The evening was mostly music, in between we listened to him talking about Masterchef and The One Show etc and being the son of a famous agony aunt. A quick chardonnay in the interval.

Jay once made chips from polenta (boiled cornmeal - an Italian innovation), asking an innocent customer at the chippy what she thought. "It's disgusting, making something out of afterbirth." He fluffed the follow-up line but probably got a bigger laugh.
  Some guy, worried about the shape of his penis, wrote to the agony aunt, having carved a replica in wood, and asked for her opinion. She didn't see a problem and immediately saw the opportunity to incorporate it in her condom application tutorials. It's now a family heirloom. I'd heard of mum, but her demise had passed me by. My dear childbride upbraded me, "She would have been a big age, Jay's no spring chicken." Neither are we.

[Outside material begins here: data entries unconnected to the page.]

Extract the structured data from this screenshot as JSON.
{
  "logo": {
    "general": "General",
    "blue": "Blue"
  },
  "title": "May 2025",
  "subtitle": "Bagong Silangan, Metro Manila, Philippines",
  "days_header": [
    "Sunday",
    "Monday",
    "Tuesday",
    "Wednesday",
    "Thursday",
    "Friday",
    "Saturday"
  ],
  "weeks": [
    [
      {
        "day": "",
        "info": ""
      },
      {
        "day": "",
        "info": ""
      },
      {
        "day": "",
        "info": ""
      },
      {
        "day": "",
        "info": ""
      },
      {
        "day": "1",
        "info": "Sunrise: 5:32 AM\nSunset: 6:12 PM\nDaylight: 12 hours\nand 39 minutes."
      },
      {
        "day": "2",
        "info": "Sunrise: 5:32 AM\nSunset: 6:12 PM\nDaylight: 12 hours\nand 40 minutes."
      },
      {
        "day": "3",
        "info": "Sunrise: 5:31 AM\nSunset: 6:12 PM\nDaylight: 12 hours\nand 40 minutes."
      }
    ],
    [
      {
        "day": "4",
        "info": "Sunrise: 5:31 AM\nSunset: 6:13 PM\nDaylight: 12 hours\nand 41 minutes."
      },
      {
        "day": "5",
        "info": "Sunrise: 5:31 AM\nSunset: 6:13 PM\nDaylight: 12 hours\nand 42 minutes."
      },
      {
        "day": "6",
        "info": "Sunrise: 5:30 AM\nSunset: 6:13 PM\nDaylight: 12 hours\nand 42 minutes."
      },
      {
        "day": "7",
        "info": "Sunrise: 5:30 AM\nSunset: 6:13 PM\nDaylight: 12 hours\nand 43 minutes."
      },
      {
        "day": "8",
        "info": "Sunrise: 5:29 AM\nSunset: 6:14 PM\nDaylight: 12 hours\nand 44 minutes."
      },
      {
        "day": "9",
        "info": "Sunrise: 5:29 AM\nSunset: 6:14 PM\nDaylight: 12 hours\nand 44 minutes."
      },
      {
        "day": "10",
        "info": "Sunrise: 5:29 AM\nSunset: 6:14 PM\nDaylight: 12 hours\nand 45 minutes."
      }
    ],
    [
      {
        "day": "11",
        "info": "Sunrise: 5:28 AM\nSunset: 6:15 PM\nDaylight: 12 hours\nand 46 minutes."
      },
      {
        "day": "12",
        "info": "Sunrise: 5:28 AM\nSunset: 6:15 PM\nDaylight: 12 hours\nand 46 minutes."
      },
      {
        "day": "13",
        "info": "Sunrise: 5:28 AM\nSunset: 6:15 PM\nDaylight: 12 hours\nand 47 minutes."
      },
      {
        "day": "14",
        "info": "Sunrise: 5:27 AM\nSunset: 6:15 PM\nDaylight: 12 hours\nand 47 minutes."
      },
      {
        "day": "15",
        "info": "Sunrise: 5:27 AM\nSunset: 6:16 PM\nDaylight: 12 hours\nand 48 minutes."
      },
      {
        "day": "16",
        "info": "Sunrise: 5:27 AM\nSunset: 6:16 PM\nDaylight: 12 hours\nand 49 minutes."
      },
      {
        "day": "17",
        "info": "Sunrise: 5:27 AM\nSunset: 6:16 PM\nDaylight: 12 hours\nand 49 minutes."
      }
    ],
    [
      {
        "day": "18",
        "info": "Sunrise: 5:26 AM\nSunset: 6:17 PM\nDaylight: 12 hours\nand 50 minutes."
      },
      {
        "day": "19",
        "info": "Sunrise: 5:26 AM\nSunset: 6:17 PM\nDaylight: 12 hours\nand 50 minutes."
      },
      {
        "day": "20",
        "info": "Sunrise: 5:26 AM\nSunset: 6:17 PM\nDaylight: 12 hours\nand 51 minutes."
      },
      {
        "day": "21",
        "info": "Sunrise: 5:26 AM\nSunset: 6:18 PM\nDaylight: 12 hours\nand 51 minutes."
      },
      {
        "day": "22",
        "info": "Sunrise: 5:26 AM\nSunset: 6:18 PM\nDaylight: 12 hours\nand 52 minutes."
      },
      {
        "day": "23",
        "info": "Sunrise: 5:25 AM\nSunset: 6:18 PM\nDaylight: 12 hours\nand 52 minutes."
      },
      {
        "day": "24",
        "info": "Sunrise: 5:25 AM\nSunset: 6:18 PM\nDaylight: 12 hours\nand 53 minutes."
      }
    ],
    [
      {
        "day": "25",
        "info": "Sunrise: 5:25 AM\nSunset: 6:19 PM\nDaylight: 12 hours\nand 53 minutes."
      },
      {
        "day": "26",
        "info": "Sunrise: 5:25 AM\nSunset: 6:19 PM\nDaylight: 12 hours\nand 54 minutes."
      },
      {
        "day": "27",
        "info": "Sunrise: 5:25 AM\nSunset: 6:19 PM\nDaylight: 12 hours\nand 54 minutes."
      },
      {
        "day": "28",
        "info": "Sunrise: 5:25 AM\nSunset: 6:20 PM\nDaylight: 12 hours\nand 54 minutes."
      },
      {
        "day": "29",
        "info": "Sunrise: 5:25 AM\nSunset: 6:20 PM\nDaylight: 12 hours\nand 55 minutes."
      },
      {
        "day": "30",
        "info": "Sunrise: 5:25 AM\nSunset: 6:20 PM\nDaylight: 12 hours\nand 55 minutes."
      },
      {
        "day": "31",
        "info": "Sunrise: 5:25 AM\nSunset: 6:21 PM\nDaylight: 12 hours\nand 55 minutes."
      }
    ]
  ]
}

It began with a Jobim's Wave. There were Leonard Cohen, Ray Charles and Joan Armatrading numbers. And food and drink items. That Old Black Magic (Harold Arlen), Cantaloupe Island (Herbie Hancock) Eggs and Sausages (Tom Waits), and easily my favourite, One for My Baby (Arlen/Mercer). It is the ultimate drunk song, made famous by Sinatra. My flat buddy in Liverpool had a Sinatra album (Sinatra at the Sands), the one with the monologue in the middle, which included the song. Played that and Green Onions all the time or so, it seemed. Then there was Food, Glorious Food from Oliver (Lionel Bart) which started with something very similar to Miles Davis' So What.

He took some of it a bit fast, reigned in by his wife, who conducted for short while with her arms. He didn't flinch and checked her out after slowing down, "Is that better darling?" Endearing.

He even came second on Celebrity Mastermind (specialist subject Stephen Sondheim). His charity was Sense, for whom he championed sight and hearing loss in the elderly. All a bit sickening. Multitalented and a conscience. He says he is political - Corbyn you would imagine. Just lousy at cards I guess. He is not too keen on Gove, but not many people are. History Repeating (Max Gifford) was a song which nodded at the current hung parliament, originally sung by the Propellerheads in 1997, featuring Shirley Bassey.

It's a gentle and entertaining night out. Even if we struggled to hear some of it. And I admit I'm simply envious.

Breakfast the following morning featured opera goers with plums in their mouths. Stereotypes. The night before we'd been the retired demographic, simply there to enjoy and not be seen. 

And then blow me on the car radio on the way home, Kitchen Cabinet, hosted by who? Jay Rayner. Insufferable. Saturday morning Radio 4 is pretty good. The Week in Westminster was particularly refreshing, with a massive bashing of the political classes and the journalists that feed off them. I suspect Jay would have approved.